- Type: Formation
- Sub-units: Assiniboine Member Keld Member
- Underlies: Morden Formation
- Overlies: Belle Fourche Formation
- Thickness: Up to about 46 m (151 ft)

Lithology
- Primary: Calcareous shale
- Other: Argillaceous limestone, calcarenite, bentonite

Location
- Coordinates: 52°08′36″N 100°58′38″W﻿ / ﻿52.14333°N 100.97722°W
- Region: Saskatchewan Manitoba
- Country: Canada

Type section
- Named for: Favel River, Manitoba
- Named by: R.T.D. Wickenden
- Year defined: 1945

= Favel Formation =

Geologic formation in Canada

The Favel Formation is a stratigraphic unit of Late Cretaceous (late Cenomanian to middle Turonian) age. It is present in southern Manitoba and southeastern Saskatchewan, and consists primarily of calcareous shale. It was named for the Favel River near Minitonas, Manitoba, by R.T.D. Wickenden in 1945.

The Favel Formation is richly fossiliferous and had yielded remains of a wide variety of marine animals, including the marine crocodile Terminonaris. It is also rich in organic carbon and is therefore an oil shale.

== Lithology and thickness ==
The Favel Formation is subdivided into the upper Assiniboine Member and the lower Keld Member. Both consist primarily of olive-black, chalk-speckled, calcareous and carbonaceous shale, with lesser amounts of shaly and argillaceous limestone, minor beds of calcarenite, and numerous thin beds of bentonite. The Assiniboine Member is topped by a bed of shaly argillaceous limestone called the Marco Calcarenite. The Keld is more calcareous than the Assiniboine, and is topped by a bed of shaly argillaceous limestone called the Laurier Limestone. The Marco and Laurier marker beds are notable for their strong "kicks" in well logs, and so are useful in identifying subsurface formations.

The Favel Formation reaches a maximum thickness of 46 m (151 ft) in southern Manitoba.

== Deposition and paleontology ==
The Favel Formation was deposited along the eastern edge of the Western Interior Seaway.

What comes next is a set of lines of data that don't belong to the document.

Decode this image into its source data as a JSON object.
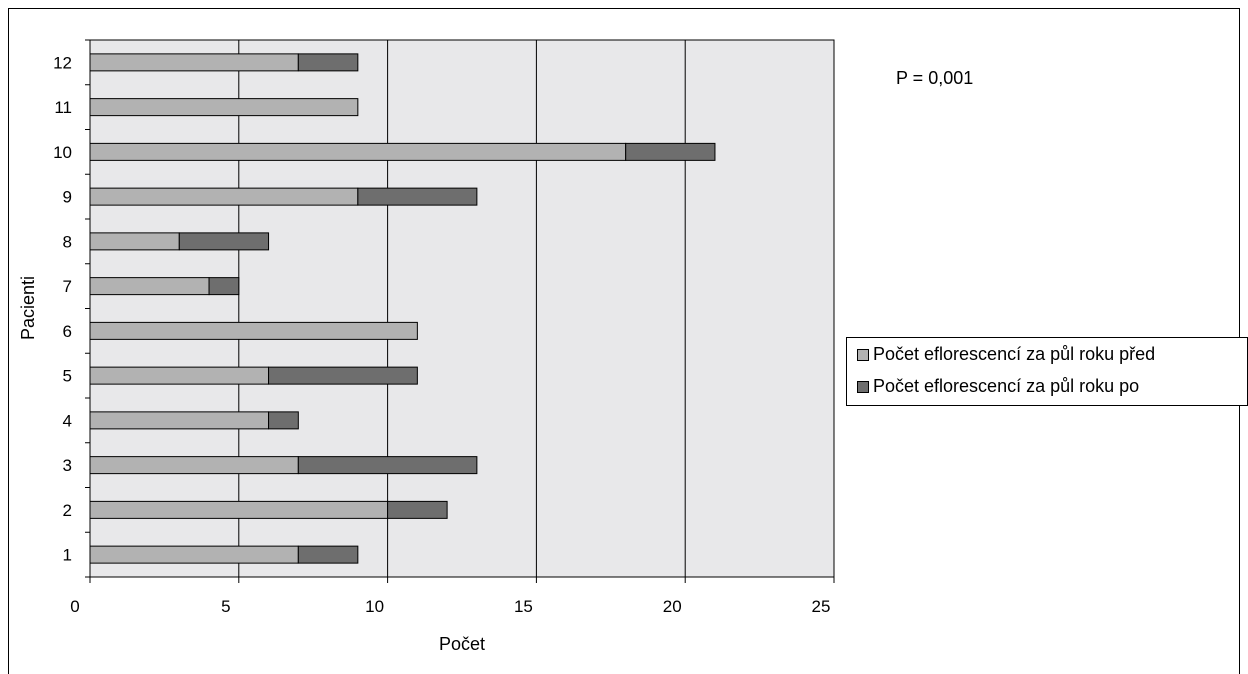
{
  "chart_data": {
    "type": "bar",
    "orientation": "horizontal",
    "stacked": true,
    "categories": [
      "1",
      "2",
      "3",
      "4",
      "5",
      "6",
      "7",
      "8",
      "9",
      "10",
      "11",
      "12"
    ],
    "series": [
      {
        "name": "Počet eflorescencí za půl roku před",
        "values": [
          7,
          10,
          7,
          6,
          6,
          11,
          4,
          3,
          9,
          18,
          9,
          7
        ],
        "color": "#b2b2b2"
      },
      {
        "name": "Počet eflorescencí za půl roku po",
        "values": [
          2,
          2,
          6,
          1,
          5,
          0,
          1,
          3,
          4,
          3,
          0,
          2
        ],
        "color": "#6e6e6e"
      }
    ],
    "xlabel": "Počet",
    "ylabel": "Pacienti",
    "xlim": [
      0,
      25
    ],
    "xticks": [
      "0",
      "5",
      "10",
      "15",
      "20",
      "25"
    ],
    "grid": "vertical",
    "legend_position": "right",
    "plot_background": "#e8e8ea",
    "annotation": "P = 0,001"
  }
}
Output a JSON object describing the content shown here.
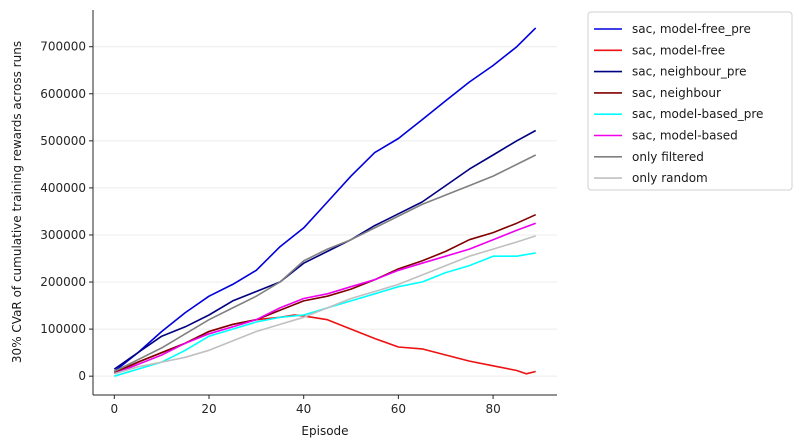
{
  "chart_data": {
    "type": "line",
    "title": "",
    "xlabel": "Episode",
    "ylabel": "30% CVaR of cumulative training rewards across runs",
    "xlim": [
      -4.5,
      93.5
    ],
    "ylim": [
      -40000,
      778000
    ],
    "xticks": [
      0,
      20,
      40,
      60,
      80
    ],
    "yticks": [
      0,
      100000,
      200000,
      300000,
      400000,
      500000,
      600000,
      700000
    ],
    "ygrid": true,
    "legend_position": "outside-right-top",
    "series": [
      {
        "name": "sac, model-free_pre",
        "color": "#0000dd",
        "x": [
          0,
          5,
          10,
          15,
          20,
          25,
          30,
          35,
          40,
          45,
          50,
          55,
          60,
          65,
          70,
          75,
          80,
          85,
          89
        ],
        "y": [
          10000,
          50000,
          95000,
          135000,
          170000,
          195000,
          225000,
          275000,
          315000,
          370000,
          425000,
          475000,
          505000,
          545000,
          585000,
          625000,
          660000,
          700000,
          740000
        ]
      },
      {
        "name": "sac, model-free",
        "color": "#ee1111",
        "x": [
          0,
          5,
          10,
          15,
          20,
          25,
          30,
          35,
          38,
          40,
          45,
          50,
          55,
          60,
          65,
          70,
          75,
          80,
          85,
          87,
          89
        ],
        "y": [
          5000,
          30000,
          50000,
          70000,
          95000,
          110000,
          120000,
          125000,
          130000,
          128000,
          120000,
          100000,
          80000,
          62000,
          58000,
          45000,
          32000,
          22000,
          12000,
          5000,
          10000
        ]
      },
      {
        "name": "sac, neighbour_pre",
        "color": "#000080",
        "x": [
          0,
          5,
          10,
          15,
          20,
          25,
          30,
          35,
          40,
          45,
          50,
          55,
          60,
          65,
          70,
          75,
          80,
          85,
          89
        ],
        "y": [
          15000,
          50000,
          85000,
          105000,
          130000,
          160000,
          180000,
          200000,
          240000,
          265000,
          290000,
          320000,
          345000,
          370000,
          405000,
          440000,
          470000,
          500000,
          522000
        ]
      },
      {
        "name": "sac, neighbour",
        "color": "#800000",
        "x": [
          0,
          5,
          10,
          15,
          20,
          25,
          30,
          35,
          40,
          45,
          50,
          55,
          60,
          65,
          70,
          75,
          80,
          85,
          89
        ],
        "y": [
          8000,
          30000,
          50000,
          70000,
          95000,
          110000,
          120000,
          140000,
          160000,
          170000,
          185000,
          205000,
          228000,
          245000,
          265000,
          290000,
          305000,
          325000,
          343000
        ]
      },
      {
        "name": "sac, model-based_pre",
        "color": "#00ffff",
        "x": [
          0,
          5,
          10,
          15,
          20,
          25,
          30,
          35,
          40,
          45,
          50,
          55,
          60,
          65,
          70,
          75,
          80,
          85,
          89
        ],
        "y": [
          0,
          15000,
          30000,
          55000,
          85000,
          100000,
          115000,
          125000,
          130000,
          145000,
          160000,
          175000,
          190000,
          200000,
          220000,
          235000,
          255000,
          255000,
          262000
        ]
      },
      {
        "name": "sac, model-based",
        "color": "#ee00ee",
        "x": [
          0,
          5,
          10,
          15,
          20,
          25,
          30,
          35,
          40,
          45,
          50,
          55,
          60,
          65,
          70,
          75,
          80,
          85,
          89
        ],
        "y": [
          5000,
          25000,
          45000,
          70000,
          90000,
          105000,
          120000,
          145000,
          165000,
          175000,
          190000,
          205000,
          225000,
          240000,
          255000,
          270000,
          290000,
          310000,
          325000
        ]
      },
      {
        "name": "only filtered",
        "color": "#808080",
        "x": [
          0,
          5,
          10,
          15,
          20,
          25,
          30,
          35,
          40,
          45,
          50,
          55,
          60,
          65,
          70,
          75,
          80,
          85,
          89
        ],
        "y": [
          10000,
          35000,
          60000,
          90000,
          120000,
          145000,
          170000,
          200000,
          245000,
          270000,
          290000,
          315000,
          340000,
          365000,
          385000,
          405000,
          425000,
          450000,
          470000
        ]
      },
      {
        "name": "only random",
        "color": "#c0c0c0",
        "x": [
          0,
          5,
          10,
          15,
          20,
          25,
          30,
          35,
          40,
          45,
          50,
          55,
          60,
          65,
          70,
          75,
          80,
          85,
          89
        ],
        "y": [
          5000,
          20000,
          30000,
          40000,
          55000,
          75000,
          95000,
          110000,
          125000,
          145000,
          165000,
          180000,
          195000,
          215000,
          235000,
          255000,
          270000,
          285000,
          298000
        ]
      }
    ]
  }
}
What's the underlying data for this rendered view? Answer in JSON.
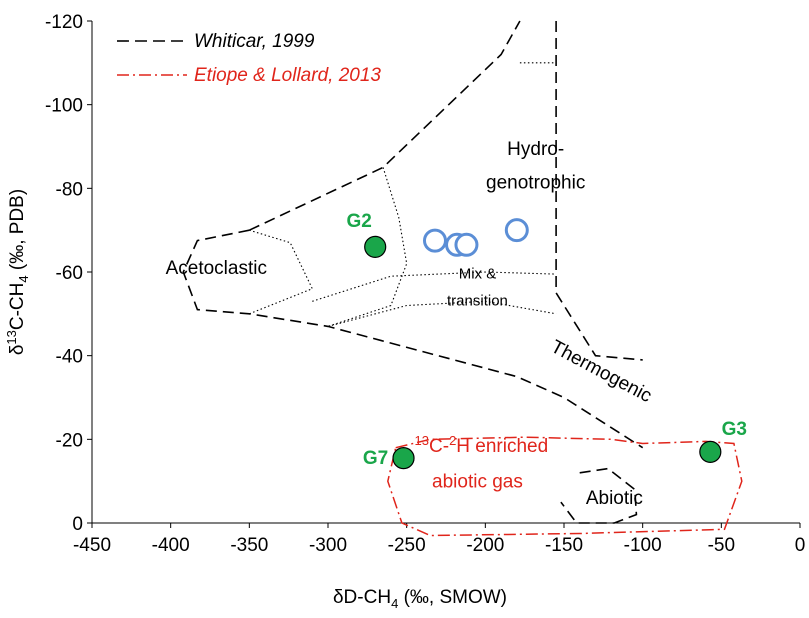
{
  "chart_data": {
    "type": "scatter",
    "title": "",
    "xlabel": "δD-CH₄ (‰, SMOW)",
    "xlabel_parts": {
      "prefix": "δD-CH",
      "subscript": "4",
      "suffix": " (‰, SMOW)"
    },
    "ylabel": "δ13C-CH4 (‰, PDB)",
    "ylabel_parts": {
      "prefix": "δ",
      "superscript": "13",
      "mid": "C-CH",
      "subscript": "4",
      "suffix": " (‰, PDB)"
    },
    "xlim": [
      -450,
      0
    ],
    "ylim": [
      0,
      -120
    ],
    "y_axis_inverted": true,
    "xticks": [
      -450,
      -400,
      -350,
      -300,
      -250,
      -200,
      -150,
      -100,
      -50,
      0
    ],
    "yticks": [
      0,
      -20,
      -40,
      -60,
      -80,
      -100,
      -120
    ],
    "xtick_labels": [
      "-450",
      "-400",
      "-350",
      "-300",
      "-250",
      "-200",
      "-150",
      "-100",
      "-50",
      "0"
    ],
    "ytick_labels": [
      "0",
      "-20",
      "-40",
      "-60",
      "-80",
      "-100",
      "-120"
    ],
    "grid": false,
    "legend": {
      "placement": "top-left",
      "entries": [
        {
          "label": "Whiticar, 1999",
          "style": "dashed",
          "color": "#000000"
        },
        {
          "label": "Etiope & Lollard, 2013",
          "style": "dash-dot",
          "color": "#e0251b"
        }
      ]
    },
    "series": [
      {
        "marker": "open-circle",
        "color": "#5b8ed6",
        "points": [
          {
            "x": -232,
            "y": -67.5
          },
          {
            "x": -218,
            "y": -66.5
          },
          {
            "x": -212,
            "y": -66.5
          },
          {
            "x": -180,
            "y": -70
          }
        ]
      },
      {
        "marker": "filled-circle",
        "color": "#1aa64a",
        "points": [
          {
            "x": -270,
            "y": -66,
            "label": "G2"
          },
          {
            "x": -252,
            "y": -15.5,
            "label": "G7"
          },
          {
            "x": -57,
            "y": -17,
            "label": "G3"
          }
        ]
      }
    ],
    "region_labels": [
      {
        "text": "Hydro-",
        "x": -168,
        "y": -88
      },
      {
        "text": "genotrophic",
        "x": -168,
        "y": -80
      },
      {
        "text": "Acetoclastic",
        "x": -371,
        "y": -59.5
      },
      {
        "text": "Mix &",
        "x": -205,
        "y": -58.5
      },
      {
        "text": "transition",
        "x": -205,
        "y": -52
      },
      {
        "text": "Thermogenic",
        "x": -128,
        "y": -35,
        "rotate": 28
      },
      {
        "text": "abiotic gas",
        "x": -205,
        "y": -8.5,
        "color": "#e0251b"
      },
      {
        "text": "Abiotic",
        "x": -118,
        "y": -4.5
      }
    ],
    "enriched_label": {
      "prefix": "13",
      "mid": "C-",
      "sup2": "2",
      "suffix": "H enriched",
      "x": -245,
      "y": -17,
      "color": "#e0251b"
    },
    "boundaries": {
      "whiticar_dashed": [
        [
          [
            -350,
            -70
          ],
          [
            -265,
            -85
          ],
          [
            -190,
            -112
          ],
          [
            -178,
            -120
          ]
        ],
        [
          [
            -350,
            -70
          ],
          [
            -383,
            -67.5
          ],
          [
            -392,
            -60
          ],
          [
            -383,
            -51
          ],
          [
            -350,
            -50
          ],
          [
            -300,
            -47
          ],
          [
            -180,
            -35
          ],
          [
            -150,
            -30
          ],
          [
            -100,
            -18
          ]
        ],
        [
          [
            -155,
            -120
          ],
          [
            -155,
            -55
          ],
          [
            -130,
            -40
          ],
          [
            -100,
            -39
          ]
        ],
        [
          [
            -140,
            -12
          ],
          [
            -122,
            -13
          ],
          [
            -105,
            -8
          ],
          [
            -104,
            -2
          ],
          [
            -118,
            0
          ],
          [
            -142,
            0
          ],
          [
            -152,
            -5
          ]
        ]
      ],
      "whiticar_dotted": [
        [
          [
            -178,
            -110
          ],
          [
            -155,
            -110
          ]
        ],
        [
          [
            -350,
            -70
          ],
          [
            -324,
            -67
          ],
          [
            -310,
            -56
          ],
          [
            -350,
            -50
          ]
        ],
        [
          [
            -265,
            -85
          ],
          [
            -255,
            -73
          ],
          [
            -250,
            -62
          ],
          [
            -260,
            -52
          ],
          [
            -300,
            -47
          ]
        ],
        [
          [
            -310,
            -53
          ],
          [
            -260,
            -59
          ],
          [
            -200,
            -60
          ],
          [
            -155,
            -59.5
          ]
        ],
        [
          [
            -300,
            -47
          ],
          [
            -250,
            -52
          ],
          [
            -200,
            -53
          ],
          [
            -155,
            -50
          ]
        ]
      ],
      "etiope_dash_dot": [
        [
          [
            -257,
            -18
          ],
          [
            -235,
            -20
          ],
          [
            -175,
            -20.5
          ],
          [
            -120,
            -20
          ],
          [
            -100,
            -19
          ],
          [
            -60,
            -19.5
          ],
          [
            -42,
            -19
          ],
          [
            -37,
            -10
          ],
          [
            -48,
            1.5
          ],
          [
            -140,
            2.5
          ],
          [
            -235,
            3
          ],
          [
            -253,
            0
          ],
          [
            -262,
            -10
          ],
          [
            -257,
            -18
          ]
        ]
      ]
    }
  }
}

The water was anoxic at depth, which was conducive to the preservation of fossils and organic matter.

Numerous fossils have been recovered from the Favel Formation. There are remains of coccoliths and planktonic foraminifera, aggregates of which make up the formation's distinctive the "chalk specks". Invertebrates include the bivalves Inoceramus, Mytilloides, and Ostrea, and ammonites such as Collignoniceras. There are bony fishes, including articulated specimens of Xiphactinus audax, as well as Apsopelix, Pachyrhizodus, and others. Cartilagenous fishes include sharks such as Odontaspis, Squalicorax, and Ptychodus, as well as rays. The largely complete skeleton of the marine crocodyliform Terminonaris robusta (first described as Teleorhinus robustus), was recovered from the Keld Member about 1 m (3 ft) below the Laurier Limestone bed, and has been nicknamed "Big Bert".

== Distribution and relationship to other units ==
The Favel Formation is present in the subsurface beneath the plains of southern Manitoba and southeastern Saskatchewan, and can be seen in outcrop in river valleys along the Manitoba Escarpment and the Pasquia Hills. Its contact with the noncalcareous shales of the Ashville Formation is conformable to unconformable, depending on the location, and the formation is unconformably overlain by the noncalcareous shales of the Morden Formation. To the west it is equivalent to the Second White Speckled Shale of the Colorado Group, and the Vimy Member of the Blackstone Formation.

In structure and fossil age, the Keld member correlates with the Greenhorn units widely identified in the Great Plains and within the Mancos Shale. The fossils (C. woollgari and I. labiatis) and well log indications of the top of the Greenhorn (Fencepost limestone) particularly correlate with the Laurier Limestone bed.

== Economic resources ==
The Favel Formation is an oil shale. It is rich in kerogen, with a total organic carbon content that ranges up to 10%. Fresh samples typically have a petroliferous odor. Because they were deposited under marine conditions, the Favel shales are classified as marinites, in contrast to the lamosite oil shales of the Green River Formation, which were deposited in a lacustrine environment. The formation may also have some potential for biogenic natural gas.